Numa destas tardes de domingo fomos a Aveiro visitar a minha avó, a quem os meus filhos chamam carinhosamente "Vovó Mamã", talvez por ela ser a mamã da sua vovó. A minha avó, mulher forte, generosa, atenta aos outros, a quem eu devo tanto desde menina e até bem depois de casar, está ainda na sua casa, mas já não pode estar sozinha, visto não conseguir deslocar-se e sofrer de uma grave demência. Assim, a minha mãe passa quase todo o seu tempo com ela, tendo ainda a ajuda de funcionárias dedicadas e trabalhadoras.

A Palavra de Deus é muito clara:

 

"Filho, ampara o teu pai na velhice, não o desgostes durante a sua vida; mesmo se ele vier a perder a razão, sê indulgente, não o desprezes, tu que estás na plenitude das tuas forças. A caridade que exerceres com o teu pai não será esquecida, e ser-te-á considerada, em reparação de teus pecados." (Sir 3, 12-14)

 

Que palavra tão bonita! Deus está disposto a esquecer os nossos pecados por um acto de amor para com os nossos pais, algo que devia ser tão natural em nós...

Cuidar do pai e da mãe idosos aprende-se em família. Eu estou acostumada a ver a minha mãe cuidando incansavelmente da minha avó. E embora a minha avó nunca deixe de dizer "obrigada" e "por favor", já não reconhece a filha. Não é fácil acompanhar os seus delírios, ajudá-la a fazer a sua higiene quando ela quase não se mexe, partilhar o seu sofrimento todos os dias. Mas a minha mãe fá-lo de todo o coração. Terei eu, um dia, esta capacidade de entrega e esquecimento de mim mesma?

Sara e vovo mamã.jpg

Recordo aqui um texto de Santa Teresinha, que sempre me comoveu, em que ela relata a forma como cuidava de uma irmã muito idosa do convento:

"Custava-me muito oferecer-me para acompanhar a Irmã S. Pedro ao refeitório, porque sabia que não era fácil contentar a pobrezinha, que sofria tanto e que não gostava de mudar de acompanhante. Contudo, eu não queria deixar de aproveitar uma tão bela ocasião para praticar a caridade. Todas as tardes, quando via a Irmã S. Pedro sacudir a ampulheta, sabia que isso queria dizer: "Vamos!" É incrível como me custava sair, mas fazia-o imediatamente. Depois começava todo um cerimonial. Era preciso retirar e levar o banco de um modo especial, e sobretudo, não se apressar; a seguir, iniciava-se o passeio. Se ela dava um passo em falso, logo lhe parecia que eu a segurava mal; se procurava andar ainda mais devagarinho - "Logo vi que era nova demais para me acompanhar!" Quando chegávamos ao refeitório, era preciso arregaçar-lhe as mangas de um modo também especial...

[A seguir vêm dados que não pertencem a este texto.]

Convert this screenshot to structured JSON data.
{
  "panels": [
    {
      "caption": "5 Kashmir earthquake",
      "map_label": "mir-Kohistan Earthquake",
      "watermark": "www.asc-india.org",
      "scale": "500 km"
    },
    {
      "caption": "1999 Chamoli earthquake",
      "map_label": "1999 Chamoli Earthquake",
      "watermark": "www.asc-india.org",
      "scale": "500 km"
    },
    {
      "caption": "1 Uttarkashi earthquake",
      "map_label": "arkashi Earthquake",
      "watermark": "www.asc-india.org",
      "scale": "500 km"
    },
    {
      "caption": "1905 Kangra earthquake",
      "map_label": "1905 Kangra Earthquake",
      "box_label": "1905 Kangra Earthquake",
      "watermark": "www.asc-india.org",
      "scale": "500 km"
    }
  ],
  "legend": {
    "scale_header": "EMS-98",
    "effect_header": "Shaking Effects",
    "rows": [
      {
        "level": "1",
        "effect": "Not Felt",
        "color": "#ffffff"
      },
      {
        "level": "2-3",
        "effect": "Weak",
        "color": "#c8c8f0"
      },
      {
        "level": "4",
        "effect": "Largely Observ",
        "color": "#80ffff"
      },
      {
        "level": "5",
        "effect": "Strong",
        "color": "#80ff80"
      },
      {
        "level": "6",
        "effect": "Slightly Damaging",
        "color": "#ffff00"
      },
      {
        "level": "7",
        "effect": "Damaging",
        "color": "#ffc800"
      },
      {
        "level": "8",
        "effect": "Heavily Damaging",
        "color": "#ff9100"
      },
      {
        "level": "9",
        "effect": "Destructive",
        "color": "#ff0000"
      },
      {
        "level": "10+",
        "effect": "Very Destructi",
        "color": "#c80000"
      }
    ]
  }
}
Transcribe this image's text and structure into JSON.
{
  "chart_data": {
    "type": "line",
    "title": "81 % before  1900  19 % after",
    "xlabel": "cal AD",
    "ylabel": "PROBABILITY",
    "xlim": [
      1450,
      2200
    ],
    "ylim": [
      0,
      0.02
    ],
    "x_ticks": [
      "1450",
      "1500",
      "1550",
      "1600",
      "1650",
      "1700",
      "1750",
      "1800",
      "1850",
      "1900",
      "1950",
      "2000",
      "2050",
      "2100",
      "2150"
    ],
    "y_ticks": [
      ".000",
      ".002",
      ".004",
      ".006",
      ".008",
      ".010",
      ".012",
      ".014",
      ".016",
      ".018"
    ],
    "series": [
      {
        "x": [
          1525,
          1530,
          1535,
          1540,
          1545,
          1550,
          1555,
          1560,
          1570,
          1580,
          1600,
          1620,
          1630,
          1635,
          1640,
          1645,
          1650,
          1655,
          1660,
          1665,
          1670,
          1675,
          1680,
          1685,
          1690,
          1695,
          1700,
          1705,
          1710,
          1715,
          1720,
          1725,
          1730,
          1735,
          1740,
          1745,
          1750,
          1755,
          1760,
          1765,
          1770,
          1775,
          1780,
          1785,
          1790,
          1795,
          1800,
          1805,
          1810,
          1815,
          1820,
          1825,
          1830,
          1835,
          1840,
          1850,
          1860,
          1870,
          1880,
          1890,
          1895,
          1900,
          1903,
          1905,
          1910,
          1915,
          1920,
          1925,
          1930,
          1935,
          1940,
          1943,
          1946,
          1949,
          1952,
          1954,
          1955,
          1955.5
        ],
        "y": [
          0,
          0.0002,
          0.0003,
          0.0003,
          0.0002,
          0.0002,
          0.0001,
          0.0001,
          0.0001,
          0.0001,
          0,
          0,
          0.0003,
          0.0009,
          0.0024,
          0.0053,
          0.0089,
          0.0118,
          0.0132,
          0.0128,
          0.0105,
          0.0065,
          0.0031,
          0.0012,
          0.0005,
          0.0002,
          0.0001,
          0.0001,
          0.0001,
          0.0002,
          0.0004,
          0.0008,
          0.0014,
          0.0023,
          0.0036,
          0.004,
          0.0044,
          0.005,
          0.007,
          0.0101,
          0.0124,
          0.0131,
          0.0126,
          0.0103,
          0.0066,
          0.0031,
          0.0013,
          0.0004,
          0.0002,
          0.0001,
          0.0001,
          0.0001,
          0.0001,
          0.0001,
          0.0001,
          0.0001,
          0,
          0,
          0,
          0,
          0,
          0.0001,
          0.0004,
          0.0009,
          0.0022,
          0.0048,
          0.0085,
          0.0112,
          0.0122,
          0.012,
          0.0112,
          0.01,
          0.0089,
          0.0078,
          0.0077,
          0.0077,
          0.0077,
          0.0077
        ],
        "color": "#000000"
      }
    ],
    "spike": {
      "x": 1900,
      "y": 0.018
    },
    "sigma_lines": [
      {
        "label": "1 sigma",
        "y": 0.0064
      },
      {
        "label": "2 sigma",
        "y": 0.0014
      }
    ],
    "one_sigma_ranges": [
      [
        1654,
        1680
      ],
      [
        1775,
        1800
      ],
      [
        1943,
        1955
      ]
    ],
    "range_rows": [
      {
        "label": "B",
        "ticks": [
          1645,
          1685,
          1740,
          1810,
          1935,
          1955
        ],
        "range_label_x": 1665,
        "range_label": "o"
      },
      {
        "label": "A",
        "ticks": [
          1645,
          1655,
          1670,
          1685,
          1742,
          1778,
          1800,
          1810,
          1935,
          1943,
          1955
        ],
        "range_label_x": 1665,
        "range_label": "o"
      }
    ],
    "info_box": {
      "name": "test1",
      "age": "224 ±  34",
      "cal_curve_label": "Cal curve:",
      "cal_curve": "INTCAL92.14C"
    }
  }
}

Uma noite de inverno, em que cumpria, como de costume, o meu pequeno ofício, ouvi ao longe o som harmonioso de um instrumento musical. Então imaginei um salão bem iluminado, todo resplandecente de dourados, de donzelas elegantemente vestidas. A seguir, o meu olhar pousou na pobre doente que amparava; em vez de uma melodia, ouvia de vez em quando os seus gemidos queixosos; em vez de dourados, via os tijolos do nosso claustro austero, mal iluminado. Não consigo exprimir o que se passou na minha alma, o que sei é que o Senhor a iluminou com os reflexos da verdade, que ultrapassavam de tal maneira o brilho tenebroso das festas da terra, que não podia acreditar na minha felicidade! Ah, para gozar mil anos de festas mundanas, não teria dado os dez minutos gastos no cumprimento do meu humilde ofício de caridade!" (História de Uma Alma, Manuscrito C)

 

Que o Senhor nos ensine, como a Santa Teresinha, a escolher o mais importante, e a perceber que a felicidade do Céu vale bem um pequeno ou um grande esforço de caridade na Terra. Ámen!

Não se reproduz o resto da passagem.